But once you've made a function that "cannot be used to produce the material described by the hash", you've also made a very good pseudo-randomizer. In fact, if a cryptographic hash function cannot be trusted for its ability to produce apparent randomness, then it cannot be trusted for its "intended purposes". You get both properties or neither.
There is an untested assumption that hashes achieve randomness because they appear to be a random collection of characters. Hash sequences are completely reproducible given a set of input, and that is by definition not random.
I think you are confusing loss of prediction as randomness. Never in mathematics or logic is that line of thinking correct. This can be described by equivocation, fallacy of composition, inductive fallacy, and more.
I think you are mixing the function itself and it's output, if for a given input to the function the output is uniformly random, then this is a way to derive randomness. The fact that the function itself is deterministic tells you nothing about the distribution of it's output.
You started your comment with a correct distinction, but got the wrong conclusion. Asking if somthing is random is actually a question about the process used to obtain some value and not the value itself. If I ask you if 42 is a random number, can you actually answer? I can get that number with an intrinsically random process based on some quantum effect, or I can say it from the top of my head because I just read a very famous book. You can indeed use an hash function to extract randomness, but, to be precise, we are talking about pseudo-randomness. The crucial difference here is that, if I'm measuring photons' polarization to get a random number, then an attacker repeating the same process will (very likely) obtain a different number. If I'm instead hashing some data, an attacker passing the same data through the same hash function will get the same result. Another example: if I hash the digits of pi, I will get a sequence that will pass statistical tests for randomness. But an attacker that knows how I am generating such sequence can easily reproduce it.
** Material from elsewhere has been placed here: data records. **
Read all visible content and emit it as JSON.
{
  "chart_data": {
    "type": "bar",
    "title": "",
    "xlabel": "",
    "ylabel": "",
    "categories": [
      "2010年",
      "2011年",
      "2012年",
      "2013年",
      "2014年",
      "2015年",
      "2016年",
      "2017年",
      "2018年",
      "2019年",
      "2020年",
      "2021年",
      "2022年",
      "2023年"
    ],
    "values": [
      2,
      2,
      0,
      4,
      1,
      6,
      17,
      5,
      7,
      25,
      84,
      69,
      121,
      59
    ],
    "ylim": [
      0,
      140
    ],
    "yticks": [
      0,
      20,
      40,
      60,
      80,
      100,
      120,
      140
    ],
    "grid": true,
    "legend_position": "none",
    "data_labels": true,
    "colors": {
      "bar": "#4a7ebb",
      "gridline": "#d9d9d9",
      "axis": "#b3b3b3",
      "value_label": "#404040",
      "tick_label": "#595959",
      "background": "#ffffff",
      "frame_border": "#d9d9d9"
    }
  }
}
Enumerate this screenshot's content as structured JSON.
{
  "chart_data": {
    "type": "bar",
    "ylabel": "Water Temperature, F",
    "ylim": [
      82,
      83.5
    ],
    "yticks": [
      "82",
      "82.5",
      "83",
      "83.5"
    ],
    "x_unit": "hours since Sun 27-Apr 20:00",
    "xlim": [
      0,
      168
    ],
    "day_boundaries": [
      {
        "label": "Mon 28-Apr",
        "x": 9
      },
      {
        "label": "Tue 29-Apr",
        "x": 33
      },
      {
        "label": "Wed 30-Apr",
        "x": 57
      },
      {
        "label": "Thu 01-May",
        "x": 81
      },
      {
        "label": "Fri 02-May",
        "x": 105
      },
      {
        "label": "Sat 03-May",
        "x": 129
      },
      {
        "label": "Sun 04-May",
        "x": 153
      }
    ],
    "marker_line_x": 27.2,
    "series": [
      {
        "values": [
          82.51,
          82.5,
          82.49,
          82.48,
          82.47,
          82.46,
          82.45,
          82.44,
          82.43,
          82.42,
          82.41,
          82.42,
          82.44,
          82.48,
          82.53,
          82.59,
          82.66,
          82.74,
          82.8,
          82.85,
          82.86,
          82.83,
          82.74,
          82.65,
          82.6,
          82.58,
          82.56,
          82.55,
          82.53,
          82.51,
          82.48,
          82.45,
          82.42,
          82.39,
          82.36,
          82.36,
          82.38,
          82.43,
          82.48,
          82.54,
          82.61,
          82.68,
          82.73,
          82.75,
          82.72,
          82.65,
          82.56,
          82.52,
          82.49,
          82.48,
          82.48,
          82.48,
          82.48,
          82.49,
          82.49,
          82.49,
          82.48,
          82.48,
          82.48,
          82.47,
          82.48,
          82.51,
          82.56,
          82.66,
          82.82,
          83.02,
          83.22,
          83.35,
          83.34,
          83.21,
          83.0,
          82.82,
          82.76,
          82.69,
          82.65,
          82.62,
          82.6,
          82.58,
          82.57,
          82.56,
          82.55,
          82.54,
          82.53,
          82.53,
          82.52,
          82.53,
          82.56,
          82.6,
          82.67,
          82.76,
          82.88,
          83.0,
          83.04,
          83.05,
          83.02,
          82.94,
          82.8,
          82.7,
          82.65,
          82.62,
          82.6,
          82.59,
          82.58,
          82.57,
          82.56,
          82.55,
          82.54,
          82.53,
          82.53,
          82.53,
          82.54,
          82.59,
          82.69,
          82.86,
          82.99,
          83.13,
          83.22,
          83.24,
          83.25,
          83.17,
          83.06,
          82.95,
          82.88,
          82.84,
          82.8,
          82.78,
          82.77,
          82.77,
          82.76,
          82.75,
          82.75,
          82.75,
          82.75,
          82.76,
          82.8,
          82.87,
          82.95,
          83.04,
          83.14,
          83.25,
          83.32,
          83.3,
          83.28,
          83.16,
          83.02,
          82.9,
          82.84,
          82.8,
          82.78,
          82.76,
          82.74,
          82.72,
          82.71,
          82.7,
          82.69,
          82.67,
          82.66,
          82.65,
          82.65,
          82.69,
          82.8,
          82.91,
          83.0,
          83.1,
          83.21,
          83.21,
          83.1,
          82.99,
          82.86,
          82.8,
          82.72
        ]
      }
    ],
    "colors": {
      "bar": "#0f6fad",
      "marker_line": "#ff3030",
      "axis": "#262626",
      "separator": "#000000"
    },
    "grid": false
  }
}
You're saying something being reproducible implies that it is not pseudo-random. This is a definition of pseudo-random that exists only in your head.
The first sentence of the wikipedia entry on pseudo-randomness is:
"A pseudorandom sequence of numbers is one that appears to be statistically random, despite having been produced by a completely deterministic and repeatable process."
That misses a factor called good enough, or degree of predictability. Ultimately everything eventually becomes predictable if analyzed deeply enough. Another word for that is entropy. That is what my linked comment referred to. For security concerns, such as PRNGs, the appearance of randomness is not enough.
This is why security analysis requires a higher threshold than software employment at large.
A hash function cannot create entropy. Let's be clear about that.
A good hash function will preserve entropy, up to the length of its output. If the input X has K bits of entropy and H is an N-bit cryptographic hash function, then the entropy of H(X) is min(K, N). In simpler terms, GIGO.
However, a hash function also scrambles its input, which means the output is indistinguishable from (uniform) random noise. This is the randomizing property I was talking about. It is good enough for hash functions to be used to build stronger primitives, like HMACs, PBKDFs, CSPRNGs, etc. There are many formalizations of this property, but one of the simplest is that given any K bits of the output, you cannot predict the other N-K output bits any better than guessing, even knowing the algorithm.
Of course, if you know the input to a hash function, you can predict the output perfectly. But if you don't know the input, the hash looks like random noise, and for cryptographic hash functions, this is a very strong and fundamental guarantee indeed.
> lol, no. Cryptographic hash functions are specifically designed to achieve this property.
That completely ignores the definition of the word random.
What I find most interesting about this thread of comments is that the article explains the failure of using hashes as a means of randomness and despite that failure people are eager to ignore what hashes are otherwise used for to invent oppositional arguments. it's weird.
It's a lot less weird if you consider the possibility that you don't understand this as well as you think, and the reason people are consistently correcting you is because you are mistaken.